Peter O’Mahony in the mood for a special night in Thomond Park
Munster captain ready for a special home atmosphere for the visit of Clermont
Munster’s Peter O’Mahony: his side is seeking its 100th win in European rugby when Clermont visit Thomond Park on Saturday. Photograph: James Crombie/Inpho
Playing all their home games this season at Thomond Park while Musgrave Park is being redeveloped is one thing. Being compelled to play five of the six so far on Friday nights has been an added difficulty given the spread of Munster’s support base, notably Cork 70 miles away, along with traffic congestion and transport infrastructure.
But this Saturday’s rendezvous with Clermont is the kind of occasion which made Munster and Thomond Park synonymous with epic European nights.
Kicking off under the floodlights at 5.30pm, the game was sold out from Monday and unlike the Friday night sell-out under lights for the visit of Saracens in round two, one imagines there will be much fewer unoccupied seats.
“It’s going to be unreal,” ventures Munster captain Peter O’Mahony. “It’s going to be great. It’s going to one of those special ones again. Half five on a Saturday is the one you want. It’s something that you never take for granted, obviously pending selection, but you get a chance to go out there on Saturdays which you’d never take for granted,” he repeats.

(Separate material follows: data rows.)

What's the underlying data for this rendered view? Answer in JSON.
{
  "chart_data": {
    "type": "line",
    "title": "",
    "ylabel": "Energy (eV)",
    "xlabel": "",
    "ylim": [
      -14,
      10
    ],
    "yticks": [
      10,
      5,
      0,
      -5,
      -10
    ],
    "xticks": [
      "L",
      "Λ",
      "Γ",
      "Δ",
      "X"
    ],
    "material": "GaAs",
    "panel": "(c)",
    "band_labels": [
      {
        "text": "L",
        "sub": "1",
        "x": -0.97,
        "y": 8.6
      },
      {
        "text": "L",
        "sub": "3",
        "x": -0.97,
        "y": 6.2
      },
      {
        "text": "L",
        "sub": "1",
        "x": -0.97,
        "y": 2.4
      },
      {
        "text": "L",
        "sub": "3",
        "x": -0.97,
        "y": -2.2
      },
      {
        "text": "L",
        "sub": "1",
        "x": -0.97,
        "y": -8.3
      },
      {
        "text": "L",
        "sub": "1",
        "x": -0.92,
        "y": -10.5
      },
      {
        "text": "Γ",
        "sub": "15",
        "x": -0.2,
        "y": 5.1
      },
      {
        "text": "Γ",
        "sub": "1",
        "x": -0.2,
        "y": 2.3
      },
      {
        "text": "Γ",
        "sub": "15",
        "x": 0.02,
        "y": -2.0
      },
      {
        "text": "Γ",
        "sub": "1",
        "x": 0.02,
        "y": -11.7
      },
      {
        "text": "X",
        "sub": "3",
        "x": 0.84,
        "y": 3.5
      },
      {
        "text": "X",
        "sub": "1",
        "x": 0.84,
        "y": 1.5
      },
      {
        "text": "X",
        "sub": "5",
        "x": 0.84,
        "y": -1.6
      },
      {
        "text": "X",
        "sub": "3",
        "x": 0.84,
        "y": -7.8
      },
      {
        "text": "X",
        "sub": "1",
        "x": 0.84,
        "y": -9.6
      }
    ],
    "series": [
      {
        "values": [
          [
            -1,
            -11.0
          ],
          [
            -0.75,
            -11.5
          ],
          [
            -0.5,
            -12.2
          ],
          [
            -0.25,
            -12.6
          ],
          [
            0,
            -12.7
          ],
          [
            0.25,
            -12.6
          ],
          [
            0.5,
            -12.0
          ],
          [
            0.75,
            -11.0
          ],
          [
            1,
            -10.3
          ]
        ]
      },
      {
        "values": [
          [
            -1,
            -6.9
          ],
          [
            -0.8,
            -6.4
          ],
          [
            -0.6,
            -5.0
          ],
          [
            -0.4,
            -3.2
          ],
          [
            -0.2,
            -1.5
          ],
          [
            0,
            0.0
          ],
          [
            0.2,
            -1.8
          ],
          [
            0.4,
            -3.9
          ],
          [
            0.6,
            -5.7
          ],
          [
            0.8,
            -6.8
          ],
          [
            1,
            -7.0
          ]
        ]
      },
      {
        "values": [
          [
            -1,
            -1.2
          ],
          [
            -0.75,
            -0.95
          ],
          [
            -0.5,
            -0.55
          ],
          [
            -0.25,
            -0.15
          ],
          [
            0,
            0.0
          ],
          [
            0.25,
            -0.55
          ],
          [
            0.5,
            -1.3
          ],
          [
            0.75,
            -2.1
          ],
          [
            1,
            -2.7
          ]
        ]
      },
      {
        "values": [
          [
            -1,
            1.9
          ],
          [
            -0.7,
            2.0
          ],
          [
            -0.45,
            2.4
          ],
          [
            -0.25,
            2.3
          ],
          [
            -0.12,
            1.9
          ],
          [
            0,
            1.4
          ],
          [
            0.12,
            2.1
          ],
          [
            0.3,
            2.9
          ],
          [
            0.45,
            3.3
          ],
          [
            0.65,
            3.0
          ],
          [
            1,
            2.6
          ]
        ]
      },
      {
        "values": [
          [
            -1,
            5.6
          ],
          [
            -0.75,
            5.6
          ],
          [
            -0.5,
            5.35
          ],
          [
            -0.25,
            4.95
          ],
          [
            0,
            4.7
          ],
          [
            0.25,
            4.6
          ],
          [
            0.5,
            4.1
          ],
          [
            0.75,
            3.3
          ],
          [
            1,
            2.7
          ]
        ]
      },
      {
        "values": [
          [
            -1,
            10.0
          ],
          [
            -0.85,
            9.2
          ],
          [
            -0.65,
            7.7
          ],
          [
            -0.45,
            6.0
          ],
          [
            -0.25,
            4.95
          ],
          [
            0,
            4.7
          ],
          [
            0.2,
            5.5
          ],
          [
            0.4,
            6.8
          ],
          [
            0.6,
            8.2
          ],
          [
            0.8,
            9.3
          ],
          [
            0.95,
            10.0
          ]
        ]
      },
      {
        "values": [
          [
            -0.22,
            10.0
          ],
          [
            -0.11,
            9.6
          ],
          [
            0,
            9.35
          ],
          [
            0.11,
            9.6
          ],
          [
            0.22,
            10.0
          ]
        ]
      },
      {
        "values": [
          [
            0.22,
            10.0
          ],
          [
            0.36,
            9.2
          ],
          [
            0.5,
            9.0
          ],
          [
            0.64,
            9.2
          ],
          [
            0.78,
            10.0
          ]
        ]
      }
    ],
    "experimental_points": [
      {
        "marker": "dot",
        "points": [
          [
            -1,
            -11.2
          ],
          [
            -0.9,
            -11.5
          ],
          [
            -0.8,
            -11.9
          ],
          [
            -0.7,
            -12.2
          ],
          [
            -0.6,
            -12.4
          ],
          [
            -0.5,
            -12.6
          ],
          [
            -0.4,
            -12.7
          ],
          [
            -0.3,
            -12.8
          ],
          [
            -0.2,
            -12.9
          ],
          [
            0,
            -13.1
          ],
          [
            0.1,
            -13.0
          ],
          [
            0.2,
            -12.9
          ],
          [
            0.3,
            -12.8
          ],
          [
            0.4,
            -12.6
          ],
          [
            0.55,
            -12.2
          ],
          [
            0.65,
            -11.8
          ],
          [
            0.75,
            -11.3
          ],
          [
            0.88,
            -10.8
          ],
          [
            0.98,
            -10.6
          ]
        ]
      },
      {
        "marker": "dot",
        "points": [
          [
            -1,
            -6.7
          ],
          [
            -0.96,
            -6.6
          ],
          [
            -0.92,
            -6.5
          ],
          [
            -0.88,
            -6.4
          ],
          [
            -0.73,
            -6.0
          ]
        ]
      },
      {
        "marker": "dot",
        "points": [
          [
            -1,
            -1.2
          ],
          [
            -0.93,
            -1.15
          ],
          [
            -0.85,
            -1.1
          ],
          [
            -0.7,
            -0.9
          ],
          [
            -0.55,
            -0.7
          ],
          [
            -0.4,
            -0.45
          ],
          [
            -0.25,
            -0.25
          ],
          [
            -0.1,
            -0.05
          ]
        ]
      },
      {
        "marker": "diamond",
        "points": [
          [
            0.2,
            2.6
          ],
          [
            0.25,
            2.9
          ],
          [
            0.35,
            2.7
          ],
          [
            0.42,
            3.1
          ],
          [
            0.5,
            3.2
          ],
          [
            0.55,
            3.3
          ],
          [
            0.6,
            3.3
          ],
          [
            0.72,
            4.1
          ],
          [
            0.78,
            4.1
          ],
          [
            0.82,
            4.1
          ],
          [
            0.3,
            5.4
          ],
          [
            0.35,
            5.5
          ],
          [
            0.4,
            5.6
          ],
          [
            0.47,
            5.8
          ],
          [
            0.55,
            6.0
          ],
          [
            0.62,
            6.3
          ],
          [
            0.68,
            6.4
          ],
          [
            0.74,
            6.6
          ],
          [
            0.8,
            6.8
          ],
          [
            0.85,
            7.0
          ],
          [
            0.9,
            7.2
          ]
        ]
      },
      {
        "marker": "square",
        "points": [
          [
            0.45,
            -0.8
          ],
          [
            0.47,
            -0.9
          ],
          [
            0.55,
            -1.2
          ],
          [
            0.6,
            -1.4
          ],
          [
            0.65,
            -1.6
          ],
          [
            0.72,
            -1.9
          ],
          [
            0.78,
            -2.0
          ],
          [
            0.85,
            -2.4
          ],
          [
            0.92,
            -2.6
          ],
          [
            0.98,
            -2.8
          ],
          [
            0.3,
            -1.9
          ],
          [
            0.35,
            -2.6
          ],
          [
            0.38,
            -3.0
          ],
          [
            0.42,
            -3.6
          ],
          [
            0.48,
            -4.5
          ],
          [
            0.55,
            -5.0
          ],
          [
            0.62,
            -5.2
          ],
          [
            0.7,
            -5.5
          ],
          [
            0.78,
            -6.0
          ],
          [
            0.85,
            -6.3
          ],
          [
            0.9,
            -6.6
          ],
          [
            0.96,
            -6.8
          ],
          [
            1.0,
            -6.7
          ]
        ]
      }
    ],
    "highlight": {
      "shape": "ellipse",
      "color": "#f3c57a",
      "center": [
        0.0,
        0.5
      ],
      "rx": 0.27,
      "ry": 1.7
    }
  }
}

“For me it’s just a confidence boost just to know that you’re at home and everybody is behind you and everybody is willing you on. It’s kind of hard to put into words that it’s like; it’s what’s special about the ground really. If you were to take a snapshot of it, the little canter we do when we go back in, you’d have to ask an opposition player what it’s like.”
Yet with all of this comes a pressure on Munster to record a 24th win out of 24 in European competition at home to French opposition, and with that a 100th win in European rugby.
“It’s non-negotiable, the home wins, you’ve just go to win your home games,” says O’Mahony with deadly earnestness.
“That’s what drives you on. It’s the fear drives you on about European rugby; you have the first two games, you think you’re doing alright and then all of a sudden you’re into back-to-back Clermont,” he adds with a wry smile. “I suppose it’s the beautiful thing about this competition, how competitive it is and how it’s turned out now. It’s probably more competitive than it ever was so you have to be on your game.”
Clermont can perhaps more easily afford to swing from the hip, knowing they host Munster in the return fixture on Sunday week, and with the sides having shared home wins apiece in the 2007-08 and ’08-09 pool stages, the French outfit are one of only four sides to lead Munster in head-to-heads by dint of winning the semi-final two years ago in Montpellier. (Cardiff, Toulon and Ulster are the others.)
Hence, despite Munster recording seven wins in a row, O’Mahony admits: “I think when it comes to Clermont we have to be better all over the park. They’re just such a dangerous side coming out of their 22 on a counter attack, you name it. They’ve got guys who can punish you from all areas and we have just got to everything nailed on to be competing with these guys.”
“Clermont are a team that have always impressed me and that I’ve kept an eye on. There’s a bit of a Munsterness about them, the way they’ve come so close over the last few years and how competitive they are and obviously their home record will be something along the lines of Thomond Park as well so I’ve always enjoyed watching them and keeping an eye on them.
“I think they’re a hugely competitive team and they’re one of the sides in the French league who go after games away from home.”
Driving standardsConor MurraySimon ZeboDavid KilcoyneDave FoleyFelix Jones
“It’s a huge help, just coming back and for guys to be driving standards on here for guys to realise what it takes at an international stage. The more people you can have around coming back to the club the better so it was great to have more guys involved and hopefully we can keep driving that on. It’s the closest thing you’re going to get to it, they’re similar. As I said, French teams coming over here in the back to back games doesn’t get any bigger really.”
The provinces and Team Ireland have long since lived off each other and having identified greater representation as one of Munster’s primary goals this season, nor is Anthony Foley of a mind to bemoan any disruption, but rather to highlight the positives.
“I’m not complaining. It has an add-on effect. If you are supplying those players they are obviously playing well, we are obviously doing well in competitions so it’s important to keep that going to try and kick on and get a couple of more in there without shooting ourselves in the foot altogether. It’s important for us and it’s important for the Munster psyche that we supply players to the national side and that national side is successful.”